A namespace is a set of functions or scripts that can “see” the same objects.

Example:

- In the function
`f(x)`

above,`a`

was in`f(x)`

’s namespace, but not in`g(x)`

’s. - Conversely, the
`a`

inside`f(x)`

is local and not in the command line’s namespace.

In Matlab, there are only 2 namespaces:

- Global: this is what you can access from the command line.
- Local: inside a function.

Note: This is not exactly true because there are nested functions.

This means in particular that all global variables and all functions are visible everywhere. Their names must be unique.

Other languages have more control over namespaces (using “modules”).

## Functions versus Scripts¶

Scripts are simply collections of commands that are run as if they were typed at the command prompt.
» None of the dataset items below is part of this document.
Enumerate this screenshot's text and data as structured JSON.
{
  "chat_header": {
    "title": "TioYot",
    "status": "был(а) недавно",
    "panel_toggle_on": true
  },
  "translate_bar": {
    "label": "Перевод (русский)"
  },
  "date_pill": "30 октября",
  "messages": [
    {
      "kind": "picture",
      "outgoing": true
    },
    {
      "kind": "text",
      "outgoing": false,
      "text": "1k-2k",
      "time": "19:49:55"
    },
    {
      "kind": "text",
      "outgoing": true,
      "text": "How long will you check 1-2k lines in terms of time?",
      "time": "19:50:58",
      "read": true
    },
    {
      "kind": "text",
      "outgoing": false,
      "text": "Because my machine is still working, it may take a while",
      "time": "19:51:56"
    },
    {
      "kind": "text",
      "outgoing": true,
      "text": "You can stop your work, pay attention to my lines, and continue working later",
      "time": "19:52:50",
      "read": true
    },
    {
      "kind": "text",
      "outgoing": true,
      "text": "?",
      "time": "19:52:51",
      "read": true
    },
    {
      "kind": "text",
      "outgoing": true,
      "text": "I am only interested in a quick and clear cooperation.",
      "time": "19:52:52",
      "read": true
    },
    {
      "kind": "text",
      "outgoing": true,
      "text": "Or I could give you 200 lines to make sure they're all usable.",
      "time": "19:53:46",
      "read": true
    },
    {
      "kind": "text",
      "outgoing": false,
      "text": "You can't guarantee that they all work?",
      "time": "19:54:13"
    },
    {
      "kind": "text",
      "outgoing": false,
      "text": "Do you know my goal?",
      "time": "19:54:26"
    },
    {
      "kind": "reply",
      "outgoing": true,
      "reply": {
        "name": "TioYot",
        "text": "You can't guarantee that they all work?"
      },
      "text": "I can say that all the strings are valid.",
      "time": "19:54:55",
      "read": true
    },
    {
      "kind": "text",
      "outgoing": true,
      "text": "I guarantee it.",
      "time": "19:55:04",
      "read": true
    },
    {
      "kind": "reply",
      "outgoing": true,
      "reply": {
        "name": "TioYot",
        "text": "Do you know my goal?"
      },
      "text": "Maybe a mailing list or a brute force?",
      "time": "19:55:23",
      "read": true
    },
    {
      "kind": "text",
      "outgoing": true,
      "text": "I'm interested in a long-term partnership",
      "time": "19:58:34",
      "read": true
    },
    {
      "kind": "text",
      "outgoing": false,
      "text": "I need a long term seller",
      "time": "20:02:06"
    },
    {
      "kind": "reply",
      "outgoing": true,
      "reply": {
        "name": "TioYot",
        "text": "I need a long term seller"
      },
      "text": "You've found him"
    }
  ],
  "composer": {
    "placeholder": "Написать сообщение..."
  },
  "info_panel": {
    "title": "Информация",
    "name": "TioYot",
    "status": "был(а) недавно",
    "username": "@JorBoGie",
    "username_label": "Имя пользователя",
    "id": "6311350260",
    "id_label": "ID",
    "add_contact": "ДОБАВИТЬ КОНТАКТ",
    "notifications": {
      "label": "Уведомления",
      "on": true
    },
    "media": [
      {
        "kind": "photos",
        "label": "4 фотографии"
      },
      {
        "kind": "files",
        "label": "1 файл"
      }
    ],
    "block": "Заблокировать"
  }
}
Scripts run in the global workspace. This is, generally speaking, not good. They create side effects.

Rule of thumb:

Always use functions, never scripts!

Functions are similar to scripts with one crucial difference:

- All variables inside a function are
**private**. - Other functions cannot see the variables inside a function (
*encapsulation*). - Any variable a function should know must be passed to it as an input argument.
- Any variable to be retained after the function finishes must be passed out of it as a return argument.

An important principle of structured programming:

Package a well-defined task into a function with a simple interface.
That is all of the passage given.